2006-06-26 Thread Ambarish Mitra
Some days back, we had a riot on "select" call usage. You may revisit those
posts to see if it is helpful.

One thing I do not get is: "Each thread has it's own SSL context ".

I also had a mult-threaded application, and for the entire process, there
was only one context created with SSL_CTX_new. The individual threads had
their own SSL objects from the context using SSL_new. SSL_new takes the SSL
context as the input argument.

Therefore, I think creating as many SSL contexts as many threads are there
is an issue.


-Original Message-
From: [EMAIL PROTECTED]
[mailto:[EMAIL PROTECTED] Behalf Of Leon
Sent: Monday, June 26, 2006 12:19 PM
To: openssl-users@openssl.org
Subject: OpenSSL and multiple threads


Hi,

I wrote a server app to use multiple threads. Each thread has it's own
SSL context and perform all the socket (socket,accept) and SSL
(SSL_accept) tasks. I implemented the dynamic lock mechanism for multi
thread support.

I can start the server with the 1000 threads (one for each required
port) that we need, but found that it fails if I try 1500. Now I am
afraid that the 1000 threads may also become unstable with continuous
use.

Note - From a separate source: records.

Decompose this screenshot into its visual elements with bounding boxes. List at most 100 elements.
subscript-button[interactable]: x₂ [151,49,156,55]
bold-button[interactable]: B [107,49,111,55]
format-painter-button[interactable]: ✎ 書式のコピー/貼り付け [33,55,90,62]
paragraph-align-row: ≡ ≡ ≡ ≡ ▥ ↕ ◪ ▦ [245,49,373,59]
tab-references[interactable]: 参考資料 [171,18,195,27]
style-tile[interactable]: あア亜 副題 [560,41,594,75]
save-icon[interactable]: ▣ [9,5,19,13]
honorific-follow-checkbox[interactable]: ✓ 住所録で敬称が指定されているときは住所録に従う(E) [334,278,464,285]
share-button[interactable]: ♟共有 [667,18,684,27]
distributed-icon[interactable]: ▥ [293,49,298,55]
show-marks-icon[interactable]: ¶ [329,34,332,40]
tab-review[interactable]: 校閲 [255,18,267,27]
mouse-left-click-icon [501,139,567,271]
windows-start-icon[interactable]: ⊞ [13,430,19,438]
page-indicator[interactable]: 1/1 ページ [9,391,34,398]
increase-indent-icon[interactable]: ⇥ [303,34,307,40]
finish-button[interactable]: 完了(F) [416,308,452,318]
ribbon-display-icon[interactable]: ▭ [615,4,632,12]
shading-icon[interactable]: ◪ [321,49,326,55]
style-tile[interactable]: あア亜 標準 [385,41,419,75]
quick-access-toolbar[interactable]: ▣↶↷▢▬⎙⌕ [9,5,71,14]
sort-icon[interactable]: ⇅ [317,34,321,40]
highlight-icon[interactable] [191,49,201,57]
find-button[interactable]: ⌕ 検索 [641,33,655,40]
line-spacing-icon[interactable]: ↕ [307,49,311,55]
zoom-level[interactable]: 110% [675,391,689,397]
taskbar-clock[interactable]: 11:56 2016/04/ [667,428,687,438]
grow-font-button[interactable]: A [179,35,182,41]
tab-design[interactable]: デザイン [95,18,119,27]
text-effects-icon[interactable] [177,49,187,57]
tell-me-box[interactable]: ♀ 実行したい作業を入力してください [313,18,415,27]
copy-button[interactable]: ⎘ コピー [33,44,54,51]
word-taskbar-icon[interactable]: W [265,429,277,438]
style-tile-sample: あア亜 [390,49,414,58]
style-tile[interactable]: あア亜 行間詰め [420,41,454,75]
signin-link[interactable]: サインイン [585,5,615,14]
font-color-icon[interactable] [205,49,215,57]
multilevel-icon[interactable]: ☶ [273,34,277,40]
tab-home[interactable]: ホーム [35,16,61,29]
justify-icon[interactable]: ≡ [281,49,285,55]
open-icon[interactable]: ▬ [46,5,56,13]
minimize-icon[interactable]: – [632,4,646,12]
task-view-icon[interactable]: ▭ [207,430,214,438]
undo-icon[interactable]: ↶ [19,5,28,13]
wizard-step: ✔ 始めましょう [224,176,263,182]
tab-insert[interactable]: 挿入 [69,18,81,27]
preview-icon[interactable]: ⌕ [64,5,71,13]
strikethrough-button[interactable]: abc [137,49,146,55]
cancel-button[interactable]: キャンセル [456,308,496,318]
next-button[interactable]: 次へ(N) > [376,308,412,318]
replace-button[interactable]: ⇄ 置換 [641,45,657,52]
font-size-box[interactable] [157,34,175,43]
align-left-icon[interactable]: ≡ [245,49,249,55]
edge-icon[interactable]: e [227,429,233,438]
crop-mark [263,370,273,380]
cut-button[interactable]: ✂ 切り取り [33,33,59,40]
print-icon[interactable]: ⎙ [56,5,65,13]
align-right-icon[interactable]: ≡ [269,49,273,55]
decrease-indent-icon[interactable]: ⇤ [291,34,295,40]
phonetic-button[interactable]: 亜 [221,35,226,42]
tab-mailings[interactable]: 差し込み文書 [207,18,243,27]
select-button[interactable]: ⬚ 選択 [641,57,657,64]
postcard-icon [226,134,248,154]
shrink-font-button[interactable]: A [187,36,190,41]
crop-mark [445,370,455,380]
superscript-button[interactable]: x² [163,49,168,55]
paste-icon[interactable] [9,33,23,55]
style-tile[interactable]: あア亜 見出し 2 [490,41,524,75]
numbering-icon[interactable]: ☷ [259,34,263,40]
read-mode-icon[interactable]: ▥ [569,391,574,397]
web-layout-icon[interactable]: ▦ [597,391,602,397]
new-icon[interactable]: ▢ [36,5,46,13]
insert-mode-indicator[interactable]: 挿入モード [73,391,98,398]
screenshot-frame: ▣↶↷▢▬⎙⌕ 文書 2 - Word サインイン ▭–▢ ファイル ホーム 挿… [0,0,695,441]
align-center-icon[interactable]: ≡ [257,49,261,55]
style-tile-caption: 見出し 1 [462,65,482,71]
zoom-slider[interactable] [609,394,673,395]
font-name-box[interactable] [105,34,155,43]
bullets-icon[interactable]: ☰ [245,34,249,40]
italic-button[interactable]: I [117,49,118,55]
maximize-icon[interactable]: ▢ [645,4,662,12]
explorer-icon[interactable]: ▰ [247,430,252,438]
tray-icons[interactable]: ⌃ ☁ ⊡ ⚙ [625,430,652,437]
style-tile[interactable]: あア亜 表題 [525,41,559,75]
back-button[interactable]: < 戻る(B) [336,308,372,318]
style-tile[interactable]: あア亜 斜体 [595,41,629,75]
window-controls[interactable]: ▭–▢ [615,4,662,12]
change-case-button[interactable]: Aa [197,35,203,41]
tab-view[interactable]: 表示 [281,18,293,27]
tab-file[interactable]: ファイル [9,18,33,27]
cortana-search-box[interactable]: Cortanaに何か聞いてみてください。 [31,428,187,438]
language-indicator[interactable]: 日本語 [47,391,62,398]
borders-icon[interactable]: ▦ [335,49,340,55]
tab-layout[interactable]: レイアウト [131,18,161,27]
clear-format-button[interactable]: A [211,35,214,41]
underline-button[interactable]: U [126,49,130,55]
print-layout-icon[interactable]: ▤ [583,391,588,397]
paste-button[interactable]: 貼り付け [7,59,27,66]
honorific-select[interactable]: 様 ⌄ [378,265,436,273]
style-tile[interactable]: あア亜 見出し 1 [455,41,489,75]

This failure occurs when all the threads are listening and I open a
single connection to one of them. That is: there is no load.

I tracked the bug with gdb and found that it fails in RAND_poll(),
called from SSL_accept(), when a new session key is generated. The
strange thing is that after the file descriptor set is zeroed
[(FD_ZERO(&fset)] the call [FDSET(fd,&fset)] to add the random device's
file descriptor does not work. The set remains zeroed and once the
select() has executed using this set, most of the parameters including
the random devices file descriptor, becomes zeroed (NULL).

It looks as if something is overrunning my stack - any ideas as to how
to get the sucker? I had the same results on a dual xeon as well as a
Athlon box. Using 0.9.7e.

Please ignore the design - it is suppose to be experimental.